I was always curious how hashing functions were implemented, so I read about the
"polynomial rolling hash function", and I decided implementing it would be a
good exercise. After writing that, writing a hash table was simple.
Write a function to modify an array of integers in-place such that all of the
zeroes in the array are at the end, and the order of the other integers is not
changed.
This solution operates in O(n) time instead of O(n*log(n)) time, which
surprisingly isn't *that* big of a difference...

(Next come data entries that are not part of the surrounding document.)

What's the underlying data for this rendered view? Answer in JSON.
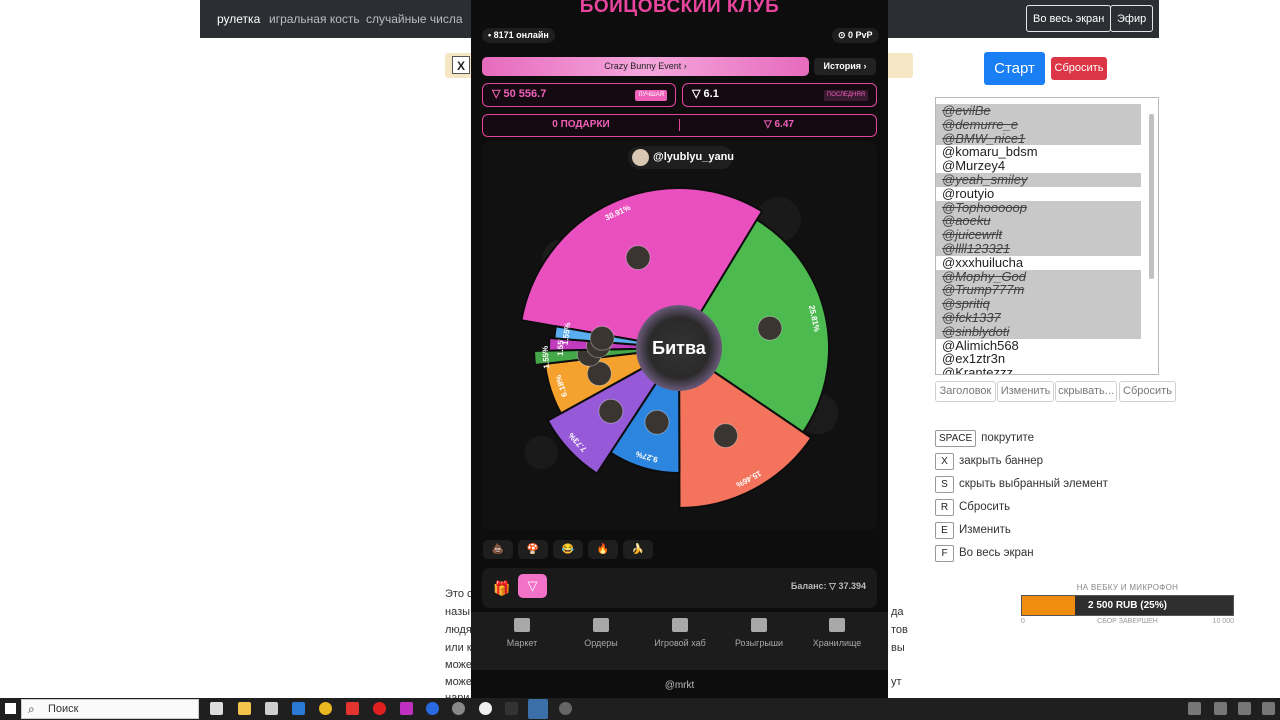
{
  "topnav": {
    "links": [
      "рулетка",
      "игральная кость",
      "случайные числа"
    ],
    "fullscreen_label": "Во весь экран",
    "live_label": "Эфир"
  },
  "banner": {
    "close_label": "X"
  },
  "controls": {
    "start_label": "Старт",
    "reset_label": "Сбросить"
  },
  "names": [
    {
      "text": "@evilBe",
      "off": true
    },
    {
      "text": "@demurre_e",
      "off": true
    },
    {
      "text": "@BMW_nice1",
      "off": true
    },
    {
      "text": "@komaru_bdsm",
      "off": false
    },
    {
      "text": "@Murzey4",
      "off": false
    },
    {
      "text": "@yeah_smiley",
      "off": true
    },
    {
      "text": "@routyio",
      "off": false
    },
    {
      "text": "@Tophooooop",
      "off": true
    },
    {
      "text": "@aoeku",
      "off": true
    },
    {
      "text": "@juicewrlt",
      "off": true
    },
    {
      "text": "@llll123321",
      "off": true
    },
    {
      "text": "@xxxhuilucha",
      "off": false
    },
    {
      "text": "@Mophy_God",
      "off": true
    },
    {
      "text": "@Trump777m",
      "off": true
    },
    {
      "text": "@spritiq",
      "off": true
    },
    {
      "text": "@fck1337",
      "off": true
    },
    {
      "text": "@sinblydoti",
      "off": true
    },
    {
      "text": "@Alimich568",
      "off": false
    },
    {
      "text": "@ex1ztr3n",
      "off": false
    },
    {
      "text": "@Krantezzz",
      "off": false
    }
  ],
  "list_buttons": [
    "Заголовок",
    "Изменить",
    "скрывать...",
    "Сбросить"
  ],
  "shortcuts": [
    {
      "key": "SPACE",
      "label": "покрутите"
    },
    {
      "key": "X",
      "label": "закрыть баннер"
    },
    {
      "key": "S",
      "label": "скрыть выбранный элемент"
    },
    {
      "key": "R",
      "label": "Сбросить"
    },
    {
      "key": "E",
      "label": "Изменить"
    },
    {
      "key": "F",
      "label": "Во весь экран"
    }
  ],
  "donation": {
    "title": "НА ВЕБКУ И МИКРОФОН",
    "amount_text": "2 500 RUB (25%)",
    "progress_percent": 25,
    "min": "0",
    "status": "СБОР ЗАВЕРШЕН",
    "max": "10 000"
  },
  "article_lines": [
    "Это с",
    "назы",
    "людя",
    "или к",
    "може",
    "може",
    "нари"
  ],
  "article_right": [
    "да",
    "тов",
    "вы",
    "ут"
  ],
  "phone": {
    "title": "БОЙЦОВСКИЙ КЛУБ",
    "online": "• 8171 онлайн",
    "pvp": "⊙ 0 PvP",
    "event_label": "Crazy Bunny Event  ›",
    "history_label": "История  ›",
    "best_value": "▽ 50 556.7",
    "best_tag": "ЛУЧШАЯ",
    "last_value": "▽ 6.1",
    "last_tag": "ПОСЛЕДНЯЯ",
    "gifts_label": "0 ПОДАРКИ",
    "gifts_value": "▽ 6.47",
    "current_user": "@lyublyu_yanu",
    "center_label": "Битва",
    "emojis": [
      "💩",
      "🍄",
      "😂",
      "🔥",
      "🍌"
    ],
    "balance_label": "Баланс: ▽ 37.394",
    "nav": [
      "Маркет",
      "Ордеры",
      "Игровой хаб",
      "Розыгрыши",
      "Хранилище"
    ],
    "footer_handle": "@mrkt"
  },
  "wheel": {
    "segments": [
      {
        "percent": 30.91,
        "label": "30.91%",
        "color": "#ea4fc0",
        "r": 160
      },
      {
        "percent": 25.81,
        "label": "25.81%",
        "color": "#4cba4f",
        "r": 150
      },
      {
        "percent": 15.46,
        "label": "15.46%",
        "color": "#f3735c",
        "r": 160
      },
      {
        "percent": 9.27,
        "label": "9.27%",
        "color": "#2c86df",
        "r": 125
      },
      {
        "percent": 7.73,
        "label": "7.73%",
        "color": "#9659d8",
        "r": 150
      },
      {
        "percent": 6.18,
        "label": "6.18%",
        "color": "#f5a12e",
        "r": 135
      },
      {
        "percent": 1.55,
        "label": "1.55%",
        "color": "#45a848",
        "r": 145
      },
      {
        "percent": 1.55,
        "label": "1.55%",
        "color": "#c03cbc",
        "r": 130
      },
      {
        "percent": 1.55,
        "label": "1.55%",
        "color": "#5aaef0",
        "r": 125
      }
    ]
  },
  "taskbar": {
    "search_placeholder": "Поиск"
  }
}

Consider a size of n of 10M...
1) ~10s
2) ~0.5s
So, yes, the O(n*log(n)) will take 100x longer to complete, but for an enormous
input size of 10M elements, it can still complete in under a minute. The
difference between that and the second, faster, algorithm, is just 9s.
Write a function that reads a string of compressed XML and outputs the
decompressed version.
Note to self: Now that I'm growing more comfortable writing parsers, I'd like to
become equally comfortable writing pretty-printers.